R. E. Suvorov, A. O. Shelmanov, M. A. Kamenskaya, I. V. Smirnov, “Information extraction from scientific texts using active machine learning”, Artificial Intelligence and Decision Making, 2017, Issue 4,Pages <nobr>40

Natural language processing

Information extraction from scientific texts using active machine learning

R. E. Suvorov, A. O. Shelmanov, M. A. Kamenskaya, I. V. Smirnov

Federal Research Center "Computer Science and Control" of Russian Academy of Sciences, Moscow

Abstract: The paper addresses the task of information extraction from natural language texts using machine learning methods. For creating an information extraction system based on machine learning, usually, large annotated text corpora are required. Another problem that arises during the development of such systems is feature engineering. To solve the first problem, we propose methods of information extraction based on active machine learning techniques.
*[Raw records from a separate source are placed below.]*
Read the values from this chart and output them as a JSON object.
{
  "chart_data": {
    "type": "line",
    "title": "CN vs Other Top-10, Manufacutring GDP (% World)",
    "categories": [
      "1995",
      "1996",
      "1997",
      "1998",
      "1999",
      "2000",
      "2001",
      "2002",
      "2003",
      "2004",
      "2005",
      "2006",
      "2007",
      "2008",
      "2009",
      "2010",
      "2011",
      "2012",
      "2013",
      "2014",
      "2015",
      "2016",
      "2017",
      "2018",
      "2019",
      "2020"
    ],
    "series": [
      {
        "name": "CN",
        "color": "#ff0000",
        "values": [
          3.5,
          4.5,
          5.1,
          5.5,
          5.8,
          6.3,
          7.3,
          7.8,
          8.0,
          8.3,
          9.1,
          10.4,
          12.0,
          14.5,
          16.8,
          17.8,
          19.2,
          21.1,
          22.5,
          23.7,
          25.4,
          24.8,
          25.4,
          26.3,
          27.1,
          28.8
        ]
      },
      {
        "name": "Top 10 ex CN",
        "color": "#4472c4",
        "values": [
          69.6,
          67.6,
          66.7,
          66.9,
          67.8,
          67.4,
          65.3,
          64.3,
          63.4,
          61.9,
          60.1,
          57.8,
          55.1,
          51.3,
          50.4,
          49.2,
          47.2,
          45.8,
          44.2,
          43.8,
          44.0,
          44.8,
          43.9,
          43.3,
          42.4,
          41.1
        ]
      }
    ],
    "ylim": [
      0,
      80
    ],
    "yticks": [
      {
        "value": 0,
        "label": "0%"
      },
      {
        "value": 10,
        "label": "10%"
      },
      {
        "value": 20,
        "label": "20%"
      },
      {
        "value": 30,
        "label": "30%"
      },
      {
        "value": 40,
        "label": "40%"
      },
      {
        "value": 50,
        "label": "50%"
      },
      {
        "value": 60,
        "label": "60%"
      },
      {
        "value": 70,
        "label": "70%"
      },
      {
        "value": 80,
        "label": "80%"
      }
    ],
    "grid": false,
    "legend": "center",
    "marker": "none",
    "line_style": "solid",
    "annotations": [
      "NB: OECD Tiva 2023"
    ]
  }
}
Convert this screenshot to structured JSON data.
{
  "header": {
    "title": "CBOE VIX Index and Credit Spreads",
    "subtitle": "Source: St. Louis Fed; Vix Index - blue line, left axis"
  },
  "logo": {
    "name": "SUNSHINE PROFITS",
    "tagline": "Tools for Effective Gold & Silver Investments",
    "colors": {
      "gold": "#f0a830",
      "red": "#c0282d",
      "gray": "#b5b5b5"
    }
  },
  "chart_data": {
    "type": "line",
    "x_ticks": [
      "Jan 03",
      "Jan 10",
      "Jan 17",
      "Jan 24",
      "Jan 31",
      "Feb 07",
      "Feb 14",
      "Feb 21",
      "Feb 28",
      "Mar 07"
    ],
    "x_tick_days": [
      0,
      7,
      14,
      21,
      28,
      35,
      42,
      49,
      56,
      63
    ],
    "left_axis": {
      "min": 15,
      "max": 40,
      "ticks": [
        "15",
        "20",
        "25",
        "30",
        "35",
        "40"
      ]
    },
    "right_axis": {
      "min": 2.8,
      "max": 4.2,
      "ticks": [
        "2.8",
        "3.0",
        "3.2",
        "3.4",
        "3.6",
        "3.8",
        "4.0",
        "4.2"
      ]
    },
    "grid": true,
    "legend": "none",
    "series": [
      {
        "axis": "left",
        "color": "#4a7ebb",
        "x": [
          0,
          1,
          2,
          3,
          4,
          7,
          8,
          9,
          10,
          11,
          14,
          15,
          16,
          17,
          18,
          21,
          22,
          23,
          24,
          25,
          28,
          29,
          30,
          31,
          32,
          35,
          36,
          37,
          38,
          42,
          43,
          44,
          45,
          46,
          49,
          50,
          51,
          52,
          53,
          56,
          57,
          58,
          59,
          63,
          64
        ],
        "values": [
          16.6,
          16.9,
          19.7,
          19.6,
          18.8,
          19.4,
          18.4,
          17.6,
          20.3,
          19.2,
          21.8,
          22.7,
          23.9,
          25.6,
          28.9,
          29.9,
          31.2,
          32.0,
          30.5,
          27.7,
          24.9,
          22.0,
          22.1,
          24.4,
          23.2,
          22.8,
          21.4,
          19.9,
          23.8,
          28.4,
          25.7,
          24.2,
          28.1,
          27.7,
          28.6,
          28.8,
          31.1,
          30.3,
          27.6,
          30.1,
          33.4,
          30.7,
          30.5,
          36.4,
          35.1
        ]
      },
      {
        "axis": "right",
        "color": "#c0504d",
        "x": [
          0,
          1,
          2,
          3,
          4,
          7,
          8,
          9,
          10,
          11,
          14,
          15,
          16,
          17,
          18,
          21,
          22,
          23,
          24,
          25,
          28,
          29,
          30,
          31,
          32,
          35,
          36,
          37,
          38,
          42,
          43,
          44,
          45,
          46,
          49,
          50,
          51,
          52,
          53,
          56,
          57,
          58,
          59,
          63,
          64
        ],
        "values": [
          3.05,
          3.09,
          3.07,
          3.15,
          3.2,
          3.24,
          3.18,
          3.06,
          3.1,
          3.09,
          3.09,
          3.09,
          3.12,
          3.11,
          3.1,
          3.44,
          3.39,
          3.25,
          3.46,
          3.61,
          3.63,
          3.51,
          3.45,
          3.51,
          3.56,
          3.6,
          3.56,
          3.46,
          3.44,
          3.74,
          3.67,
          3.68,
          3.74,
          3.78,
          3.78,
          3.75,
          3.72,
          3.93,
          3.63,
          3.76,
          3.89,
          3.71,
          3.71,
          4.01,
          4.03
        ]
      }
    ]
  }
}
To solve the second problem, we investigate methods for generating the feature space based on the results of the deep linguistic analysis. Experimental studies of the proposed methods showed that active learning significantly reduces the amount of labor required for creating an information extraction system, while maintaining the quality of the trained models. Using the results of deep linguistic analysis for generating feature space improves the quality of models for information extraction.

Keywords: information extraction, deep linguistic analysis, active machine learning, multipurpose feature engineering, scientific texts processing.